Hacker News new | ask | show | jobs
by _vvhw 1979 days ago
Yes, and it's not only about performance, but also safety because O_DIRECT is the only safe way to recover from the journal after fsync failure (when the page cache can no longer be trusted by the database to be coherent with the disk): https://www.usenix.org/system/files/atc20-rebello.pdf

From a safety perspective, O_DIRECT is now table stakes. There's simply no control over the granularity of read/write EIO errors when your syscalls only touch memory and where you have no visibility into background flush errors.

2 comments

Around four years ago I was working on a transactional data store and ran into these issues that virtually no one tells you how durable I/O is supposed to work. There were very few articles on the internet that went beyond some of the basic stuff (e.g. create file => fsync directory) and perhaps one article explaining what needs to be considered when using sync_file_range. Docs and POSIX were useless. I noticed that there seemed to be inherent problems with I/O error handling when using the page cache, i.e. whenever something that wasn't the app itself caused write I/O you really didn't know any more if all the data got there.
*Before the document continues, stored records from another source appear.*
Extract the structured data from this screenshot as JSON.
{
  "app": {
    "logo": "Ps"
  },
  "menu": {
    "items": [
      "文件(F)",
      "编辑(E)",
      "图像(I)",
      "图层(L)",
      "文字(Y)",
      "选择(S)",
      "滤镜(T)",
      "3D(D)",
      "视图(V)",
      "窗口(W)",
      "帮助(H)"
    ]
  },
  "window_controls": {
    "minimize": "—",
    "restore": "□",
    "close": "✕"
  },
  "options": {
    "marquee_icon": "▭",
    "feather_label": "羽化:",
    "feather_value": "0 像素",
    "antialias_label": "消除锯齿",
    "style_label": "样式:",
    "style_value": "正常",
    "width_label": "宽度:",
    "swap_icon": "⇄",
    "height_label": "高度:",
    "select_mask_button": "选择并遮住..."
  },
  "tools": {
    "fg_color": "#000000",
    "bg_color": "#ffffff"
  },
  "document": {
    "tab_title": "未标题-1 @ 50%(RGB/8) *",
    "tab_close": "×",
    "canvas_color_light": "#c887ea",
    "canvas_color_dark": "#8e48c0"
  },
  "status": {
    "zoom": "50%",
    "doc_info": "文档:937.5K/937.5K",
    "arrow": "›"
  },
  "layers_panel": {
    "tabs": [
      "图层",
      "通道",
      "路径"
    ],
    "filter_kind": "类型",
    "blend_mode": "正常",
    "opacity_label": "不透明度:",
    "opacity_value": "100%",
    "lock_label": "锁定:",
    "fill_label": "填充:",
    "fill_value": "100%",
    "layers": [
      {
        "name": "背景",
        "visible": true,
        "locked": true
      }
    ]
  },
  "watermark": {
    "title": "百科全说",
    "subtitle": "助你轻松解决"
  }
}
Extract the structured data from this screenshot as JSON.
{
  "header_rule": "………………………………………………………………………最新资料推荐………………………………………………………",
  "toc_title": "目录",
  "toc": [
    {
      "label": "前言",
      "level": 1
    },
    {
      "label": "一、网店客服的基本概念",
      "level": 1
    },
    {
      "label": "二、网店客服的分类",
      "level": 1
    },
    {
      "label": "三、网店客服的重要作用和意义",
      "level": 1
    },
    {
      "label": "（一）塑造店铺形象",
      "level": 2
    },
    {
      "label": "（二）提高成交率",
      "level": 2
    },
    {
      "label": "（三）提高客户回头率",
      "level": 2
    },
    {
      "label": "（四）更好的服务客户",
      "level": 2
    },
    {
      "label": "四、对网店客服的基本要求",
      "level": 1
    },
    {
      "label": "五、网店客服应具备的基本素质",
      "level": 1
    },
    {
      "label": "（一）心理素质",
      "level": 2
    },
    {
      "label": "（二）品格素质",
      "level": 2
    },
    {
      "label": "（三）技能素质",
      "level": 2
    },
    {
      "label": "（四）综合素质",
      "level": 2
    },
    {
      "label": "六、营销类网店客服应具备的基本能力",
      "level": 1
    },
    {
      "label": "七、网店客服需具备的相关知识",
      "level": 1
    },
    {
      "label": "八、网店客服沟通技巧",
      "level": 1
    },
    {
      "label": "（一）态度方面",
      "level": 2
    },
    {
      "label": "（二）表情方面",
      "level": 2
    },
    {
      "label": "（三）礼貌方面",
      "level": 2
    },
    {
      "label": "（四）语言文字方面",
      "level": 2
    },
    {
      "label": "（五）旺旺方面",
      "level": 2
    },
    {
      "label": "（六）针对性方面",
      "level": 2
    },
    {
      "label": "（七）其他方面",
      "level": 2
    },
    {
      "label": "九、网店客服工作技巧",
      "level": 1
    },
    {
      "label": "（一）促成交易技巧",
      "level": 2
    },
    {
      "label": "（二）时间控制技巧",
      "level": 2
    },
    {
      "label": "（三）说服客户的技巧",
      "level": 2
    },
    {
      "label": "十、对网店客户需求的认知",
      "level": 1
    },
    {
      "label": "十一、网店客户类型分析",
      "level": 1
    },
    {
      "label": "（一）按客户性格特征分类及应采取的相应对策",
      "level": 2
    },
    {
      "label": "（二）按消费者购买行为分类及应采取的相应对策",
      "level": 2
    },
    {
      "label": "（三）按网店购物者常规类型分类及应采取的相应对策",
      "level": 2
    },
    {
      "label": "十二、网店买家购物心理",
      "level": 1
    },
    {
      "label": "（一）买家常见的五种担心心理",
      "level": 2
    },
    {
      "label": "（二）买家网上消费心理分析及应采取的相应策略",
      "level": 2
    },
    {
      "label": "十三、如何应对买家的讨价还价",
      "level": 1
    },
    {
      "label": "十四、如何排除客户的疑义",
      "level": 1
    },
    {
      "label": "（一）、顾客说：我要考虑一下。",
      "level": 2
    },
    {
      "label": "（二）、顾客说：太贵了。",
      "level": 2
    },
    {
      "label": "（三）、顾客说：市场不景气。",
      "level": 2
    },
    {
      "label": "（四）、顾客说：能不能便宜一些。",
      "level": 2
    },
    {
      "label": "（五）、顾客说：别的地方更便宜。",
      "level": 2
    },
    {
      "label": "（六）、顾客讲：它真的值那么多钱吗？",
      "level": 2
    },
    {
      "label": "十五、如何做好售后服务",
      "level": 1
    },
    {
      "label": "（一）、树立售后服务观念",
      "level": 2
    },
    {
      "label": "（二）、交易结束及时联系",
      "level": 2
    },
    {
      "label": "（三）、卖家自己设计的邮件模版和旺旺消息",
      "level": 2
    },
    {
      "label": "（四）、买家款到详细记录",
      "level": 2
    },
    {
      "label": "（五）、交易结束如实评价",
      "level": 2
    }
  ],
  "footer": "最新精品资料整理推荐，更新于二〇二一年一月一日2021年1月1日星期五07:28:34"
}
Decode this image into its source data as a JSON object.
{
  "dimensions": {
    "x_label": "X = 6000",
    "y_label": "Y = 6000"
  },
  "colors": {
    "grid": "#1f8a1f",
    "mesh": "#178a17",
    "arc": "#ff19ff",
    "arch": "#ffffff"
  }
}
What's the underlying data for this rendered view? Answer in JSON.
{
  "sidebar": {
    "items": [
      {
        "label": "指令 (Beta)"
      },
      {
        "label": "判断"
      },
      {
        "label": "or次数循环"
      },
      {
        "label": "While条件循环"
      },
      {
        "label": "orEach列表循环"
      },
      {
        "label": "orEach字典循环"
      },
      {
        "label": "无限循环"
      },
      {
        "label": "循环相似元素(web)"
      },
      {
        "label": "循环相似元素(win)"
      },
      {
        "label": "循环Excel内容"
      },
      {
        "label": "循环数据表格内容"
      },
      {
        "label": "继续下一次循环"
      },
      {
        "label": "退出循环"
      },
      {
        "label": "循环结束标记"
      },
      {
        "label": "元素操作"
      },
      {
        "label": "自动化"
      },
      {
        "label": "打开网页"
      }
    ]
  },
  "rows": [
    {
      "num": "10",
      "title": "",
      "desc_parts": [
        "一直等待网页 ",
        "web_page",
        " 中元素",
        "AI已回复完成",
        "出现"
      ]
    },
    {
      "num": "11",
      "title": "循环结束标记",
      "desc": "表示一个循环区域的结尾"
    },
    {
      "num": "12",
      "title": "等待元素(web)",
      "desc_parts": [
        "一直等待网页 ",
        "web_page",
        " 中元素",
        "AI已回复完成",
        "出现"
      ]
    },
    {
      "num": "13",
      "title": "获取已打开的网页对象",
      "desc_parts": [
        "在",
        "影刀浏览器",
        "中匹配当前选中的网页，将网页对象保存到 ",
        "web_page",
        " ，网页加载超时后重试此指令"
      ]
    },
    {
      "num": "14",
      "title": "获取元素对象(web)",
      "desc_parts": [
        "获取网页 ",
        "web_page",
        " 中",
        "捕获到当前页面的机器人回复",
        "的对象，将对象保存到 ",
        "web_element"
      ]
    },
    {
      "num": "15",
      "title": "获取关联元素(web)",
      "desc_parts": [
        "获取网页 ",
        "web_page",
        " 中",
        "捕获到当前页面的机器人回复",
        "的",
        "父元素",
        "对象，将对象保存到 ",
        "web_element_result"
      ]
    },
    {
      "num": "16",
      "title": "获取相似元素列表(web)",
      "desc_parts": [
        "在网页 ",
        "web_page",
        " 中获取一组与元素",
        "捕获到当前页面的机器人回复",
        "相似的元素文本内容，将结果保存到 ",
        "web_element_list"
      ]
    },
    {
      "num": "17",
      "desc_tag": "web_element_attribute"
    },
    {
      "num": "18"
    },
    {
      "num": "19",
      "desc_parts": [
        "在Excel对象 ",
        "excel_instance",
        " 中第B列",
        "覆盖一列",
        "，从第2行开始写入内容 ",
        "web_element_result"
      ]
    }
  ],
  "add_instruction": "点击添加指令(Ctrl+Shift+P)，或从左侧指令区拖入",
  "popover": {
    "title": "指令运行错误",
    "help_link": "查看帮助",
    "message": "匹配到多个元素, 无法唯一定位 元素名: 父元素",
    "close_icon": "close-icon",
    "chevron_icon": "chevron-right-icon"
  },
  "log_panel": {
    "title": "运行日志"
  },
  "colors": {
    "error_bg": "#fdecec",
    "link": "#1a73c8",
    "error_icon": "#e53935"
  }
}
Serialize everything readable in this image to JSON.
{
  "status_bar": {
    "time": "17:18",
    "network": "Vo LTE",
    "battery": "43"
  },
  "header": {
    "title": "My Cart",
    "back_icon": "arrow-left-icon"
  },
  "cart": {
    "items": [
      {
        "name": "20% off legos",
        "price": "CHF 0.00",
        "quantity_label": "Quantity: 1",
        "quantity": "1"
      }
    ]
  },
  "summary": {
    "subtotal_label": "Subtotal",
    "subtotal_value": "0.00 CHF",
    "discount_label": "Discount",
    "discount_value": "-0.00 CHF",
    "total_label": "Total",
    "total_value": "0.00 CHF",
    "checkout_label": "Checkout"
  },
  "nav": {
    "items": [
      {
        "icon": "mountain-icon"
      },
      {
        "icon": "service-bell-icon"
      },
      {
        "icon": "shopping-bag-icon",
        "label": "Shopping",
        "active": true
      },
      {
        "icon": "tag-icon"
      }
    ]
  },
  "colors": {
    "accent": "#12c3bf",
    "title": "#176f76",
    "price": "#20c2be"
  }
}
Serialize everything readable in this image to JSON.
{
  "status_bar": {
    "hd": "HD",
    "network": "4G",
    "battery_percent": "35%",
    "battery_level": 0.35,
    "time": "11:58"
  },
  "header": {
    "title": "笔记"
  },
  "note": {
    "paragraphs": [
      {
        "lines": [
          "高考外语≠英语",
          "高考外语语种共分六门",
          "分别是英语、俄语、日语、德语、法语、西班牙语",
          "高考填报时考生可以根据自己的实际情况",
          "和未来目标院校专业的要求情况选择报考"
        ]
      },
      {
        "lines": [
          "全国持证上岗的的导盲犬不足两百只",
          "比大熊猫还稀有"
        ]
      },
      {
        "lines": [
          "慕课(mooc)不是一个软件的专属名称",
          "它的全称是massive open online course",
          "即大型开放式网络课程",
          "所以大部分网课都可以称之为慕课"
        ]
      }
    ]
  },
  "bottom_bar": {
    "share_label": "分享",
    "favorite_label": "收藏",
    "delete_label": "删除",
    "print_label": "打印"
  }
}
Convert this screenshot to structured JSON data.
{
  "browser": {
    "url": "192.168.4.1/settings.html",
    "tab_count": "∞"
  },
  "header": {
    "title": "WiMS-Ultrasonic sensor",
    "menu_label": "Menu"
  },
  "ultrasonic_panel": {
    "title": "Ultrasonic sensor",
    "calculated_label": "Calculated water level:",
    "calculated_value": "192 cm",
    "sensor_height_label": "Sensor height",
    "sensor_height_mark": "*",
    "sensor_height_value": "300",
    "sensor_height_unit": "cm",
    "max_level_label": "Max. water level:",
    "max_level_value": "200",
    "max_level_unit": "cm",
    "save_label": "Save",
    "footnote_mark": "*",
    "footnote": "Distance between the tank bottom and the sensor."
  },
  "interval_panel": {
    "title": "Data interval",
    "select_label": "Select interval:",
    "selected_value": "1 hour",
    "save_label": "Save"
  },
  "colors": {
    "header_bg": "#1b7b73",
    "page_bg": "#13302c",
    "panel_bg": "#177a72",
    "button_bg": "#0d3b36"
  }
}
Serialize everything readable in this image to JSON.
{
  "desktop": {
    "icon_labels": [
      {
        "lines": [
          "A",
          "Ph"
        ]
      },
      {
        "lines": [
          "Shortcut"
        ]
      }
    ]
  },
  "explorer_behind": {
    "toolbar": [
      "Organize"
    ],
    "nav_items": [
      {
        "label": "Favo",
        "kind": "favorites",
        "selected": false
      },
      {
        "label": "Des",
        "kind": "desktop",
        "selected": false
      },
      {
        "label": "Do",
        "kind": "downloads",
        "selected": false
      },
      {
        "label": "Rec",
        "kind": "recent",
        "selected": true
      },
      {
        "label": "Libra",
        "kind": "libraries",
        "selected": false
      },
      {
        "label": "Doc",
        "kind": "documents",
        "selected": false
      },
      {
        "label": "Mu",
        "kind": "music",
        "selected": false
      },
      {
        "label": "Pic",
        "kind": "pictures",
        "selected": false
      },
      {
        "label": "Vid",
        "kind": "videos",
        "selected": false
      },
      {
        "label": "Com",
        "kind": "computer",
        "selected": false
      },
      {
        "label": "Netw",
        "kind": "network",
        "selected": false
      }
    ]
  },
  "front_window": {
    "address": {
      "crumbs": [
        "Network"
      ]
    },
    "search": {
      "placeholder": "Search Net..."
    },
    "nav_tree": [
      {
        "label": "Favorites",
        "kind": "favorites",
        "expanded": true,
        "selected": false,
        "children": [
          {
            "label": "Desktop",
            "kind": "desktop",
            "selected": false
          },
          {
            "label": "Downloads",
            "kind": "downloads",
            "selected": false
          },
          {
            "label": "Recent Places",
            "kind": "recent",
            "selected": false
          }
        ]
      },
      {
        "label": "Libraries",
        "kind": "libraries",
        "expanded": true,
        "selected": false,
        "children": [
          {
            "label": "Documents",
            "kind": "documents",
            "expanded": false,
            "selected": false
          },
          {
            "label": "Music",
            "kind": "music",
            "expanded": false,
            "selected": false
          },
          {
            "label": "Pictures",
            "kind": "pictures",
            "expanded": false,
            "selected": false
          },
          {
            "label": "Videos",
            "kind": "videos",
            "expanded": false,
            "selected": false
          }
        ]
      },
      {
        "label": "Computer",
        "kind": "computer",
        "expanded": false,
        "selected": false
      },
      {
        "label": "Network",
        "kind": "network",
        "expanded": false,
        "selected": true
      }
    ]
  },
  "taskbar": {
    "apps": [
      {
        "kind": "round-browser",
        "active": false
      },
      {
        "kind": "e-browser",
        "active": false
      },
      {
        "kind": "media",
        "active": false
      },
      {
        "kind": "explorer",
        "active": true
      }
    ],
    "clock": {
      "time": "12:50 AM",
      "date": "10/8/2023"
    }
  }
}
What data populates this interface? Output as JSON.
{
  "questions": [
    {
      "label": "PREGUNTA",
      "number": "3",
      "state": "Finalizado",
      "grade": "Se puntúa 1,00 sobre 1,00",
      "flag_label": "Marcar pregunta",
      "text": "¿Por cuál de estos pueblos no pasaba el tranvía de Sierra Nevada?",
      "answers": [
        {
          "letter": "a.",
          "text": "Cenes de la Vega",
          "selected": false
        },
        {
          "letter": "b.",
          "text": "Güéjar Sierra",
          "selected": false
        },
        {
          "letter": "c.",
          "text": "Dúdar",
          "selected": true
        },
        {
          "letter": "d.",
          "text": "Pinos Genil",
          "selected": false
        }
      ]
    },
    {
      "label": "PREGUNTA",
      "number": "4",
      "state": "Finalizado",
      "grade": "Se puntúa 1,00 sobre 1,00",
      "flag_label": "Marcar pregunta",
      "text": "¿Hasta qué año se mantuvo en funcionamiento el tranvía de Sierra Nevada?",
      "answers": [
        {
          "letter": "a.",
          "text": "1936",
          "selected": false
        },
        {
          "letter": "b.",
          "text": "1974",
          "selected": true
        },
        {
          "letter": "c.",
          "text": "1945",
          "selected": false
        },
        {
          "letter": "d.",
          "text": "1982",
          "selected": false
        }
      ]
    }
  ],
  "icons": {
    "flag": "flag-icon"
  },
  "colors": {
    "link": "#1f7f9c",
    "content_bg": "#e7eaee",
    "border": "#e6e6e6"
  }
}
Some two years later fsyncgate happened and since then I/O error handling on Linux has finally gotten at least some attention and people seemed to have woken up to the fact that this is a genuinely hard thing to do.

What was the data store you were working on? Is it open source?

My experience was the same as you.

What helped me was discovering all the fantastic storage and file system papers coming out of the University of Wisconsin Madison, supervised by Remzi and Andrea Arpaci-Dusseau.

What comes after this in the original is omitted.